En second lieu, l’Ifri a organisé des rencontres avec des personnalités jouant un rôle clé dans l’élaboration et la conduite de la politique étrangère française. Thierry de Montbrial a présidé ou présidera des dîners tenus sous les règles de Chatham House autour du Général Benoît Puga, Grand chancelier de la Légion d’honneur (27 septembre 2016), de Nicolas de Rivière, Directeur général des Affaires politiques et de Sécurité du Ministère des Affaires étrangères et du développement international (MAEDI) (9 janvier 2017) et de Christian Masset, Secrétaire général du MAEDI (27 avril 2017). Parallèlement, un cycle de conférences publiques a été lancé. L’Amiral Édouard Guillaud, ancien Chef d'état-major des armées (CEMA) (2010-2014) et PDG d’Odas, est intervenu sur le rôle des exportations d’armes dans la politique étrangère française (21 mars 2017). Suivront les interventions du Général Christophe Gomart, Directeur du Renseignement militaire (19 avril 2017) et de Camille Grand, Secrétaire général adjoint de l’OTAN (5 mai 2017).
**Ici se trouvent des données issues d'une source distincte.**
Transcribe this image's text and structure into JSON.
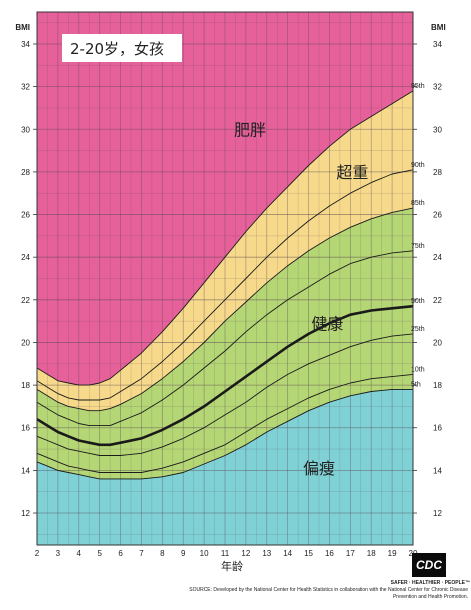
{
  "title": "2-20岁，女孩",
  "source_text": "SOURCE: Developed by the National Center for Health Statistics in collaboration with the National Center for Chronic Disease Prevention and Health Promotion.",
  "logo": {
    "text": "CDC",
    "tagline": "SAFER · HEALTHIER · PEOPLE™"
  },
  "chart_data": {
    "type": "area",
    "title": "2-20岁，女孩",
    "xlabel": "年龄",
    "ylabel": "BMI",
    "xlim": [
      2,
      20
    ],
    "ylim": [
      10.5,
      35.5
    ],
    "x_ticks": [
      2,
      3,
      4,
      5,
      6,
      7,
      8,
      9,
      10,
      11,
      12,
      13,
      14,
      15,
      16,
      17,
      18,
      19,
      20
    ],
    "y_ticks": [
      12,
      14,
      16,
      18,
      20,
      22,
      24,
      26,
      28,
      30,
      32,
      34
    ],
    "grid": true,
    "x": [
      2,
      2.5,
      3,
      3.5,
      4,
      4.5,
      5,
      5.5,
      6,
      7,
      8,
      9,
      10,
      11,
      12,
      13,
      14,
      15,
      16,
      17,
      18,
      19,
      20
    ],
    "series": [
      {
        "name": "5th",
        "values": [
          14.4,
          14.2,
          14.0,
          13.9,
          13.8,
          13.7,
          13.6,
          13.6,
          13.6,
          13.6,
          13.7,
          13.9,
          14.3,
          14.7,
          15.2,
          15.8,
          16.3,
          16.8,
          17.2,
          17.5,
          17.7,
          17.8,
          17.8
        ]
      },
      {
        "name": "10th",
        "values": [
          14.8,
          14.6,
          14.4,
          14.2,
          14.1,
          14.0,
          13.9,
          13.9,
          13.9,
          13.9,
          14.1,
          14.4,
          14.8,
          15.2,
          15.8,
          16.4,
          16.9,
          17.4,
          17.8,
          18.1,
          18.3,
          18.4,
          18.5
        ]
      },
      {
        "name": "25th",
        "values": [
          15.6,
          15.4,
          15.2,
          15.0,
          14.9,
          14.8,
          14.7,
          14.7,
          14.7,
          14.8,
          15.1,
          15.5,
          16.0,
          16.6,
          17.2,
          17.9,
          18.5,
          19.0,
          19.4,
          19.8,
          20.1,
          20.3,
          20.4
        ]
      },
      {
        "name": "50th",
        "values": [
          16.4,
          16.1,
          15.8,
          15.6,
          15.4,
          15.3,
          15.2,
          15.2,
          15.3,
          15.5,
          15.9,
          16.4,
          17.0,
          17.7,
          18.4,
          19.1,
          19.8,
          20.4,
          20.9,
          21.3,
          21.5,
          21.6,
          21.7
        ]
      },
      {
        "name": "75th",
        "values": [
          17.2,
          16.9,
          16.6,
          16.4,
          16.2,
          16.1,
          16.1,
          16.1,
          16.3,
          16.7,
          17.3,
          18.0,
          18.8,
          19.6,
          20.5,
          21.3,
          22.0,
          22.6,
          23.2,
          23.7,
          24.0,
          24.2,
          24.3
        ]
      },
      {
        "name": "85th",
        "values": [
          17.8,
          17.5,
          17.2,
          17.0,
          16.9,
          16.8,
          16.8,
          16.9,
          17.1,
          17.6,
          18.3,
          19.1,
          20.0,
          21.0,
          21.9,
          22.8,
          23.6,
          24.3,
          24.9,
          25.4,
          25.8,
          26.1,
          26.3
        ]
      },
      {
        "name": "90th",
        "values": [
          18.2,
          17.9,
          17.6,
          17.4,
          17.3,
          17.3,
          17.3,
          17.4,
          17.7,
          18.3,
          19.1,
          20.0,
          21.0,
          22.0,
          23.0,
          24.0,
          24.9,
          25.7,
          26.4,
          27.0,
          27.5,
          27.9,
          28.1
        ]
      },
      {
        "name": "95th",
        "values": [
          18.8,
          18.5,
          18.2,
          18.1,
          18.0,
          18.0,
          18.1,
          18.3,
          18.7,
          19.5,
          20.5,
          21.6,
          22.8,
          24.0,
          25.2,
          26.3,
          27.3,
          28.3,
          29.2,
          30.0,
          30.6,
          31.2,
          31.8
        ]
      }
    ],
    "zones": [
      {
        "label": "肥胖",
        "color": "#e6609a",
        "label_x": 12.2,
        "label_y": 30
      },
      {
        "label": "超重",
        "color": "#f7d98b",
        "label_x": 17.1,
        "label_y": 28
      },
      {
        "label": "健康",
        "color": "#b5d675",
        "label_x": 15.9,
        "label_y": 20.9
      },
      {
        "label": "偏瘦",
        "color": "#7fd1d6",
        "label_x": 15.5,
        "label_y": 14.1
      }
    ]
  }
}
En troisième lieu, une étude collective – L’agenda diplomatique du nouveau président – dirigée par Marc Hecker et moi-même propose une série de textes courts pour identifier les principaux dossiers et les principales options auxquels sera confronté, au matin du 8 mai 2017, le huitième président de la Ve République. Disponible en français et en anglais, cette étude réunit les contributions de chercheurs de l’Ifri : Alain Antil, Marie-Claire Aoun, Christophe Bertossi, Alice Ekman, Tatiana Kastouéva-Jean, Barbara Kunz, Laurence Nardon, Françoise Nicolas, Julien Nocetti, Céline Pajon, Vivien Pertusot, Dorothée Schmid, John Seaman, Hans Stark et Matthieu Tardis, ainsi que Michel Pébereau, Frédéric Monlouis-Félicité, respectivement président d’honneur et délégué général de l’Institut de l’entreprise et Sébastien Jean, directeur du Centre d’études prospectives et d’informations internationales (CEPII) qui nous ont fait l’amitié de contribuer à cette étude. Les propositions des candidats ont fait l’objet d’infographies synthétiques préparées par Dimitri Von Büren.
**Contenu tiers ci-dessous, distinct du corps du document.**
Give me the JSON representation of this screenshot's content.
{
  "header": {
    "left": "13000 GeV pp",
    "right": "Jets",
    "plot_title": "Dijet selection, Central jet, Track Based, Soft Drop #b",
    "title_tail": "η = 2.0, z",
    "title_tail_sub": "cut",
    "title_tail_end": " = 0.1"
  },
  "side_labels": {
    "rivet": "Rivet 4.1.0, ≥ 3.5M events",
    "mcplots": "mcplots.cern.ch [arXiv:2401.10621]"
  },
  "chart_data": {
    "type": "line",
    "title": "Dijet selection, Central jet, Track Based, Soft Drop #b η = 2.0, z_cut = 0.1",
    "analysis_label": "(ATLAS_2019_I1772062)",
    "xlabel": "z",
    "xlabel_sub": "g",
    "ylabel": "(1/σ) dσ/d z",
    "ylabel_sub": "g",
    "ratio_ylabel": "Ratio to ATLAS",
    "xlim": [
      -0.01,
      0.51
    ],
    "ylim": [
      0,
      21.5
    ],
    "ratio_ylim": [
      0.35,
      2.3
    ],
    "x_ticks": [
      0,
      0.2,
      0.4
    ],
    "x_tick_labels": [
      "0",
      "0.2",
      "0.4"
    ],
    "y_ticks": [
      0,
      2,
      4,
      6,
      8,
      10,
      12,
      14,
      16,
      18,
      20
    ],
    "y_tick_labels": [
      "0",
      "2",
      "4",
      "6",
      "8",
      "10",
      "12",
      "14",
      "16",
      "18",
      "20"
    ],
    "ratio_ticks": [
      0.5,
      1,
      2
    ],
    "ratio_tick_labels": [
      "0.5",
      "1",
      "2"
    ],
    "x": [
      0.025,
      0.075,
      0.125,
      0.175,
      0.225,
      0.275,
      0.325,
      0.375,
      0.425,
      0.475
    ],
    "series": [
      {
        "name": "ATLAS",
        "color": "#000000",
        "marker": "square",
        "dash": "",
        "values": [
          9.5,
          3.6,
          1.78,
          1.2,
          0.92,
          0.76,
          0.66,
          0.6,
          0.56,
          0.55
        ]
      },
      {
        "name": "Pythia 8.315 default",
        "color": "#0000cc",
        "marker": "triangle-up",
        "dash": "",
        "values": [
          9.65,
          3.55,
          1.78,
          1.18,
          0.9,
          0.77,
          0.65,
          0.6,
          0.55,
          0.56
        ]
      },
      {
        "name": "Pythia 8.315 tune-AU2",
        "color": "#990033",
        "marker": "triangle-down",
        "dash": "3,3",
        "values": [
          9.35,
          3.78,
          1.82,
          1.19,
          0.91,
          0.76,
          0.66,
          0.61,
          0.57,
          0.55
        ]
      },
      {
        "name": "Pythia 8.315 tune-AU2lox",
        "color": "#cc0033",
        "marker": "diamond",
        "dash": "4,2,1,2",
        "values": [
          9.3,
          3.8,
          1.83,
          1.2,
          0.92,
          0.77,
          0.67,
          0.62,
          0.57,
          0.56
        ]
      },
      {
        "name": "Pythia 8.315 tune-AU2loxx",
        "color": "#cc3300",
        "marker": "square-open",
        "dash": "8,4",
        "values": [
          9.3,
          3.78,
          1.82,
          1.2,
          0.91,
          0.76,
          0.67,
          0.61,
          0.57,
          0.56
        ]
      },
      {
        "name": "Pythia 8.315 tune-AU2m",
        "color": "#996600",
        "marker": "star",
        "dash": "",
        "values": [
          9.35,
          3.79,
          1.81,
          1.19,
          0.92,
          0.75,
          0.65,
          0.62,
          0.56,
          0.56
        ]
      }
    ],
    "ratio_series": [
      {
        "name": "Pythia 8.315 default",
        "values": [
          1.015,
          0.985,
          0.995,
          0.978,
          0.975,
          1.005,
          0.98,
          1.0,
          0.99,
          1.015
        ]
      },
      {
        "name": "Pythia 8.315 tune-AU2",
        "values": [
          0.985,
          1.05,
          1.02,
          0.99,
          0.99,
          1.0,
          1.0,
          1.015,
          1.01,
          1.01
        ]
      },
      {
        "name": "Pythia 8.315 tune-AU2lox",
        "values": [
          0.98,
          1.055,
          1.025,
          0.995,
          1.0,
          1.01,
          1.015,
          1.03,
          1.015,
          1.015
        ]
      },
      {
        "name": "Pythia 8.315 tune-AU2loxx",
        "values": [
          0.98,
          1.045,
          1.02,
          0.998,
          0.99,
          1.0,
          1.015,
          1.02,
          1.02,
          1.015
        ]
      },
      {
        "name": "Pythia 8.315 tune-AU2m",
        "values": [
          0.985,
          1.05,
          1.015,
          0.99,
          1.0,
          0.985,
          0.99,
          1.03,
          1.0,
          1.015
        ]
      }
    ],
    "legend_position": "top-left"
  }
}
Grâce à ce dispositif, l’Ifri propose à ses membres des analyses précises sur les principaux dossiers de politique étrangère, tout en contribuant directement aux débats par le biais notamment d’interventions médiatiques (Le Figaro, LCI, RFI, France Culture…) et en assurant un suivi des positions des principaux candidats.
Ce dispositif mis en place par l’Ifri vise précisément à analyser les interdépendances stratégiques, politiques, économiques et culturelles dont la France est à la fois objet et sujet, et leurs conséquences. Multiforme, ce travail d’analyse et de prévision est le préalable indispensable à toute tentative de les modifier en fonction des intérêts, valeurs et alliances sur lesquels repose la politique étrangère de la France. L’Ifri le poursuivra.
[1]. Gérard Davet et Fabrice Lhomme, « Un président ne devrait pas dire ça… », Paris, Stock, coll. « Points », 2016, p. 654.
[2]. Marcel Gauchet, Le Nouveau Monde, Paris, Gallimard, 2017, p. 36.
[3]. Thierry de Montbrial et Thomas Gomart (dir.), Notre Intérêt national. Quelle politique étrangère pour la France ?, Paris, Odile Jacob, 2017.